The end of the civil war coincided with the increase in revenue accruing to the FGN from the sales of crude oil. At this period also, the country started playing leading roles in African affairs. Africa became the central focus of Nigerian foreign policy. It then became inevitable for Nigeria to consider ships that will have enough capability to show credible deterrence in Africa in general and West Africa sub region in particular. Consequently Nigerian Navy acquired technologically sophisticated ships like NNS ARADU (MEKO 360), NNS ERINOMI and ENYIMIRI (Mk 9 Corvetts), NNS OHUE and BARAMA (MCMV), NNS AMBE and OFIOM (LST), NNS SIRI, AYAM and EKUN (FAC M), NNS AGU, DAMISA and EKPE (FAC M), were acquired from Germany, UK and France. The ships were equipped with diverse weapons and Fire Control Systems (FCS) which included missiles, underwater system, propulsion control systems, and mine-counter measure systems among others.

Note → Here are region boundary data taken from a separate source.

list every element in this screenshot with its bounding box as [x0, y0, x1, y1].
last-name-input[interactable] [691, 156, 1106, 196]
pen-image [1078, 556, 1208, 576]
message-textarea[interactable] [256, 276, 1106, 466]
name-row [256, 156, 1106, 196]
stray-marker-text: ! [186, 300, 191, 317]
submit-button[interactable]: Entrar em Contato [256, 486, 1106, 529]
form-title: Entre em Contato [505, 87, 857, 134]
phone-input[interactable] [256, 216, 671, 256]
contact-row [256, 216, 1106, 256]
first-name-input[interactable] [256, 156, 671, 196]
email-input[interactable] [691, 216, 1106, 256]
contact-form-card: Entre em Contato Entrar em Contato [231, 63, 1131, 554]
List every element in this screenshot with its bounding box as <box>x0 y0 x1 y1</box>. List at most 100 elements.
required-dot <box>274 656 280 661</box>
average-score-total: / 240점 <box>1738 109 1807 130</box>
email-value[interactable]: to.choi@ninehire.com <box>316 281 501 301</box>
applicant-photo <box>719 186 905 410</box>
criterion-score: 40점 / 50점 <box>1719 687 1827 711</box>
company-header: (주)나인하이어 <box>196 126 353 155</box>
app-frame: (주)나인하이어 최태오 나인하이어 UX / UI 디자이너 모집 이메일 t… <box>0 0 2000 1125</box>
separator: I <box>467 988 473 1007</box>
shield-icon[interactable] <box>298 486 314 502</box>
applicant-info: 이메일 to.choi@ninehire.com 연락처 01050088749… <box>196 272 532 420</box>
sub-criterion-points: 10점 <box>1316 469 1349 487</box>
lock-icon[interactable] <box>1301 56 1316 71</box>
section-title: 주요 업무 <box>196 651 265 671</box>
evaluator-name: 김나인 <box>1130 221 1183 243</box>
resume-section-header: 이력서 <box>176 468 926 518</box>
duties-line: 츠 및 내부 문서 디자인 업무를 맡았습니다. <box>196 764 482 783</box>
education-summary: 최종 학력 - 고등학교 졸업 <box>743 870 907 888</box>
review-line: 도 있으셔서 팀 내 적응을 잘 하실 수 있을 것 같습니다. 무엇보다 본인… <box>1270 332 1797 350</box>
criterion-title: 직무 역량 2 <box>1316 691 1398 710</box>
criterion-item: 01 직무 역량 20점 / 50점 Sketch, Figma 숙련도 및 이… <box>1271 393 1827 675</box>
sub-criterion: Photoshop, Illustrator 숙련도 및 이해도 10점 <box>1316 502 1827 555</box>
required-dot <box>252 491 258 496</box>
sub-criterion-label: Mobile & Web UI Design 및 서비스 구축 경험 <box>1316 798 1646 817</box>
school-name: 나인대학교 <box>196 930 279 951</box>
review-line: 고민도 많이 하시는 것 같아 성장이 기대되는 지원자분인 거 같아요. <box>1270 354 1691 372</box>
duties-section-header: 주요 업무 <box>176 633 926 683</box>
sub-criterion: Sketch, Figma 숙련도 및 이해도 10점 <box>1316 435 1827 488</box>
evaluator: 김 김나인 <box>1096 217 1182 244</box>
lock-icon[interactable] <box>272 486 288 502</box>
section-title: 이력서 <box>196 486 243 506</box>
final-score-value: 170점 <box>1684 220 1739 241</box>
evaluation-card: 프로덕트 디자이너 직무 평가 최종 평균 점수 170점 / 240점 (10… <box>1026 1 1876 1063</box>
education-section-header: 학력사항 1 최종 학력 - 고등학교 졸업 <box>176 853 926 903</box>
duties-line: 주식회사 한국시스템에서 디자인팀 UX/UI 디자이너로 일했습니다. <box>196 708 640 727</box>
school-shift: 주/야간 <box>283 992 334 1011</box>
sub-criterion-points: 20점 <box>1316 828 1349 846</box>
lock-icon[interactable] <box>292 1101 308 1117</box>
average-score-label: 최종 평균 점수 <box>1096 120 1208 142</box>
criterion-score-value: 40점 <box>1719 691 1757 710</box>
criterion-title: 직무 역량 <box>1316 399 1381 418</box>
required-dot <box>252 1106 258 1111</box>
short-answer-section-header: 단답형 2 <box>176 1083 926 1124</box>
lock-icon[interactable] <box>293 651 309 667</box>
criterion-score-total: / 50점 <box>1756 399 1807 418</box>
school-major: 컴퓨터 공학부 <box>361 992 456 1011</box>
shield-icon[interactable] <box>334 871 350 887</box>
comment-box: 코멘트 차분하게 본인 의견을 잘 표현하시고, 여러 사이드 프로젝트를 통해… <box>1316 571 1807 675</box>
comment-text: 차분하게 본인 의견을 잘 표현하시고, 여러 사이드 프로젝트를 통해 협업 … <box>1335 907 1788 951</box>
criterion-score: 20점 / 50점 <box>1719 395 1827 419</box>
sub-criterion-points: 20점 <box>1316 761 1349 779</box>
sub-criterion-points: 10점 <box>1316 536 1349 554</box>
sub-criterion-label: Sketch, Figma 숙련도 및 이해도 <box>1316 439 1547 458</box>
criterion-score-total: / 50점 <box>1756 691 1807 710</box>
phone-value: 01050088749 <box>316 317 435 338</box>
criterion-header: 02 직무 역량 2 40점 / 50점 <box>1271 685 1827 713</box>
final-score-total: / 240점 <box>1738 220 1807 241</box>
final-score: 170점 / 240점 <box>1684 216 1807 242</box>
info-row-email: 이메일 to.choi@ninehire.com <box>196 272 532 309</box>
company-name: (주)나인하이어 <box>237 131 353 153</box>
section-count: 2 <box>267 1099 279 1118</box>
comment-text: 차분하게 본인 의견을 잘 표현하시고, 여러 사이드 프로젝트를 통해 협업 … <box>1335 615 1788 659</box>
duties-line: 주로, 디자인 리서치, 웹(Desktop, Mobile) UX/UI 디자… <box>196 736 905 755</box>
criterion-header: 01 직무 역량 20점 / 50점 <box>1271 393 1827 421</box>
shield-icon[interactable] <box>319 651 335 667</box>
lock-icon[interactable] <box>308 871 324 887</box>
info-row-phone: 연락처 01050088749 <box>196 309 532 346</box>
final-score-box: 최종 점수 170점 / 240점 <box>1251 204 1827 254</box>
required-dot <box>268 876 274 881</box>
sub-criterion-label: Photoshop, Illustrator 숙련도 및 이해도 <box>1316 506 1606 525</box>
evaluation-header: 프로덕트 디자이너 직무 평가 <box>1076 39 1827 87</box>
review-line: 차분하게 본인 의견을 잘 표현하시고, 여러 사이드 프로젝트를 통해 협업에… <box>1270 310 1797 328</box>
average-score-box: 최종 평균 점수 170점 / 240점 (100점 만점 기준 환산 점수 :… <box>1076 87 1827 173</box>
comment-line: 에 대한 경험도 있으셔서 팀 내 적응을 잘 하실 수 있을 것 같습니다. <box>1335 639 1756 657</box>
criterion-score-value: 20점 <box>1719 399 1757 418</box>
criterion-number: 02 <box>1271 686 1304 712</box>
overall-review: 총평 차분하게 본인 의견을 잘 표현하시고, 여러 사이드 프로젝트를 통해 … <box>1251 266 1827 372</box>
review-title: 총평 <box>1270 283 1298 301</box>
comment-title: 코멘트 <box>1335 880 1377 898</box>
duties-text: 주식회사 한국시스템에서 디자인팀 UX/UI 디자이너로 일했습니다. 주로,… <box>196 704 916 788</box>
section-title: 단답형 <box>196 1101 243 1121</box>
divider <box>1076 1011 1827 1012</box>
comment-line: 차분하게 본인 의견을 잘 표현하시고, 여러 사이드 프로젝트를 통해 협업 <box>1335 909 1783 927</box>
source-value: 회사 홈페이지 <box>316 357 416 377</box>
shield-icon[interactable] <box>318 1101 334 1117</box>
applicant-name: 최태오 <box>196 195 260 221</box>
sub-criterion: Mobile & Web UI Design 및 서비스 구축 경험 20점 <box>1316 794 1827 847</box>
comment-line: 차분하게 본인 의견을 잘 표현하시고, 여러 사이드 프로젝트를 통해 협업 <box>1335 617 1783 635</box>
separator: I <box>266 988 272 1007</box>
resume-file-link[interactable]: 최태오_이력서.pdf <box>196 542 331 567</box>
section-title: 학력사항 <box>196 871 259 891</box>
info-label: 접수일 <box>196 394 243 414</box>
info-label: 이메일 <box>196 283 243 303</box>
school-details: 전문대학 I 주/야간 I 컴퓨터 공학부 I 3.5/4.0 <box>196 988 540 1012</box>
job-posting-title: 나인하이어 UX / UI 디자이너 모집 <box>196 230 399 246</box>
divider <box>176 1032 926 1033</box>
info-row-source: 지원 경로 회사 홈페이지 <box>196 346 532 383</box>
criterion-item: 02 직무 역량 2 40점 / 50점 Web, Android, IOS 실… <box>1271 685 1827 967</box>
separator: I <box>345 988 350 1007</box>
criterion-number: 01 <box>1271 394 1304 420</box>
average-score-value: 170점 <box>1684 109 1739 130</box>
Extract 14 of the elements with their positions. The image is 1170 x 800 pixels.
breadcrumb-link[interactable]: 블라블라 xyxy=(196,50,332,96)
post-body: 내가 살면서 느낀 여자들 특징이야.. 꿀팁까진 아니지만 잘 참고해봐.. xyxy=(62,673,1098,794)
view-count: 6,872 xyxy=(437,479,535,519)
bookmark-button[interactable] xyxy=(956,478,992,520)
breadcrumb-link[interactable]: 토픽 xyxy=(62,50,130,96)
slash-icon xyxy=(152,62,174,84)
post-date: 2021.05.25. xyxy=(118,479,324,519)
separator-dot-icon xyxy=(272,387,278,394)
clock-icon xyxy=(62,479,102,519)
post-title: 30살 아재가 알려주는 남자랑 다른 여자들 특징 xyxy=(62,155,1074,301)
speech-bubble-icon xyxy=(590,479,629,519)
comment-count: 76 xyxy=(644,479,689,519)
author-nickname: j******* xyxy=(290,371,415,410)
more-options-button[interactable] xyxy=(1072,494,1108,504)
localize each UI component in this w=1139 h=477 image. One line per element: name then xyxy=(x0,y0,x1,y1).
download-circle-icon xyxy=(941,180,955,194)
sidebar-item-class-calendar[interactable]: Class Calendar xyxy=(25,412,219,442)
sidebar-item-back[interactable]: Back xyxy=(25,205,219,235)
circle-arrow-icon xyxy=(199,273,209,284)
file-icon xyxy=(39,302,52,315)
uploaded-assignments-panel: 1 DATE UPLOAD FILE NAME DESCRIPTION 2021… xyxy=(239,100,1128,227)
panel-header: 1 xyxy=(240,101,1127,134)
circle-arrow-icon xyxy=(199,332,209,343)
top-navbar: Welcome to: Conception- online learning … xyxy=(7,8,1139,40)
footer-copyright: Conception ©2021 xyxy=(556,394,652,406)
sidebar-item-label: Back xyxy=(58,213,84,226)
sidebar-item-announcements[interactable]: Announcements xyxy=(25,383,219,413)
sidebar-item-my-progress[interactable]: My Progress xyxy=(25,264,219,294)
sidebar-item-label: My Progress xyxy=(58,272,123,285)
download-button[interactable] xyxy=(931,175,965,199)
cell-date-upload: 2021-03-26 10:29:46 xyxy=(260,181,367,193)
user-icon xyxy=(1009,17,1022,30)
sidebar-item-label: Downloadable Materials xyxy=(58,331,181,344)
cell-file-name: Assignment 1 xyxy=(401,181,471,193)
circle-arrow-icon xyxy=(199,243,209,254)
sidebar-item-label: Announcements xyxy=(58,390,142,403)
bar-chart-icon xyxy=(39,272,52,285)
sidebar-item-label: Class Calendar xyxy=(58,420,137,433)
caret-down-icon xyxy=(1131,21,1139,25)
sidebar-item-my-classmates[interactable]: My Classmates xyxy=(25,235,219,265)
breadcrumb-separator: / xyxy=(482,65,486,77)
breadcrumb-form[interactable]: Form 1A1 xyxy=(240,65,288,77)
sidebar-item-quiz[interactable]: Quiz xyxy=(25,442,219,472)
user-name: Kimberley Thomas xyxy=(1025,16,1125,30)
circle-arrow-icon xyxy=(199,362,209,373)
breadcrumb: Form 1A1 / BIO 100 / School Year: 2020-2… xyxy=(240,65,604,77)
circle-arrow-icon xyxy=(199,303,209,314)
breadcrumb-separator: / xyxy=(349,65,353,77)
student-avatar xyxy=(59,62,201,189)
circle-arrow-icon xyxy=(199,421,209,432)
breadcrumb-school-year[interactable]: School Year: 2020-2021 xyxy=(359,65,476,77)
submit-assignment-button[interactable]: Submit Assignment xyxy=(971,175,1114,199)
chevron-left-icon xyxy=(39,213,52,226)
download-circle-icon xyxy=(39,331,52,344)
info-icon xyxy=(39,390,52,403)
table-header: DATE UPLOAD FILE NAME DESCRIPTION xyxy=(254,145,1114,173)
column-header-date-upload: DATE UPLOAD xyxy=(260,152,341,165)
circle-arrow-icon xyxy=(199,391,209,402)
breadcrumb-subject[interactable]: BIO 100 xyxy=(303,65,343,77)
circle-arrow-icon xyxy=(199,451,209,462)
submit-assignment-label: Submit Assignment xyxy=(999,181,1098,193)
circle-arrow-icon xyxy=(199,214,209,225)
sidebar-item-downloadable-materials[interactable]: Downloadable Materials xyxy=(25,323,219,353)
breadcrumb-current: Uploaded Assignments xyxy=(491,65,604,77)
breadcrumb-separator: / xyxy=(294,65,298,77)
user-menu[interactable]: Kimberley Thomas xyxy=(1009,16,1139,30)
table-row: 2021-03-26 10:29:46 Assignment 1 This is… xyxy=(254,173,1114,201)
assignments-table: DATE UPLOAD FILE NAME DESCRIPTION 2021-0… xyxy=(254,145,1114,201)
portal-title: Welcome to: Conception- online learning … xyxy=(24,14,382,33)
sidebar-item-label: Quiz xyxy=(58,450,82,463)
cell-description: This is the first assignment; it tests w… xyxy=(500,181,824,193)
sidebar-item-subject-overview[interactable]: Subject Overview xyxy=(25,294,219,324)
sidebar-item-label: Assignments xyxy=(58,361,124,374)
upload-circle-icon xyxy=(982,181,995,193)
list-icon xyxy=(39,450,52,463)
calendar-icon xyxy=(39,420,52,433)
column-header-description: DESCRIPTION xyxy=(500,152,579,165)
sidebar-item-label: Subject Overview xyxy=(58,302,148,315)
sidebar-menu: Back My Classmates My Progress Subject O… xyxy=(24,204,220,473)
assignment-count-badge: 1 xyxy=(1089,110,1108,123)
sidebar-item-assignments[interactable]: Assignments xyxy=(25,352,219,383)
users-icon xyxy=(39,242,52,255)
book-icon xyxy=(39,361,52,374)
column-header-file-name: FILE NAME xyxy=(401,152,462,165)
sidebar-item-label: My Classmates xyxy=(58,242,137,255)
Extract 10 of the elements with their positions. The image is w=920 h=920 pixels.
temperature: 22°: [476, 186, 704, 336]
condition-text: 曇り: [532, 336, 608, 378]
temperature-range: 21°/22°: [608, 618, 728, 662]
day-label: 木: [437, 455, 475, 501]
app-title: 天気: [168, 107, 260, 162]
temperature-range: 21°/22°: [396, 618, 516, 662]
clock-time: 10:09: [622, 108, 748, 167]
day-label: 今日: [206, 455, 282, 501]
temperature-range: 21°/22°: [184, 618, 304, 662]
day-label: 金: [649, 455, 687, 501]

This period was also characterized by ship refits abroad, manufactures' technical training of Nigerian Navy personnel, support by Messrs Dornier and MTU Main Engines (MEs) representative as well as implementation of PMS onboard ships. Out of 25 ships acquired during the period, 23 were new. Evidence of ship availability manifested in thesuccessful flag showing visits of Nigerian Navy ships to West Africa, Central Africa,South America and participation of Nigerian Navy ship in Peacekeeping Mission in Lebanon. Most Nigerian Navy ships participated in operation SEADOG, the first joint exercise of the Nigerian Armed Forces conducted in 1985.

Also among the major naval operation conducted was the "Offshore Task Force" created by the Nigerian Navy in 1984 effectively controlled illegal bunkering, piracy and smuggling during this period; and in 1987 alone, more than fifty fishing trawlers were arrested. These activities demonstrated the availability of Nigerian Navy ships at that time. The Naval Air Station was commissioned in 1986 with 2 Lynx Helicopters. This is to increase the Over the Horizon Target (OHT), range of the ships and at the same time detect the presence of submarine.

By the end of 1987, ships were becoming unavailable for naval operations because of their frequent breakdown and the inability to correct defects on time. The international price of crude oil that reduced drastically in 1987 made the FGN declare Structured Adjustment Program (SAP). The effect of SAP manifested seriously in the scarcity of foreign exchange. Ships could no longer sail for refit and training abroad. This situation compelled FGN to look inward for localization of both repairs andtechnical training. Naval acquisitions at this period were the highest in the history of the Nigerian Navy till date. These acquisitions were targeted at addressing the inadequacy of the civil war era.

The naval operation at this time was anti-smuggling patrols and peace Support Operations. Diplomatic roles were also carried out successfully because the ships were new. The technological environment in terms of spares fabrication, manpower training and industrial base were not there to support the acquisitions hence the ship's performance declined towards the end of this era. By 1990, Naval Dockyard was equipped and partially commissioned as the fulcrum of Nigerian Navy technological center.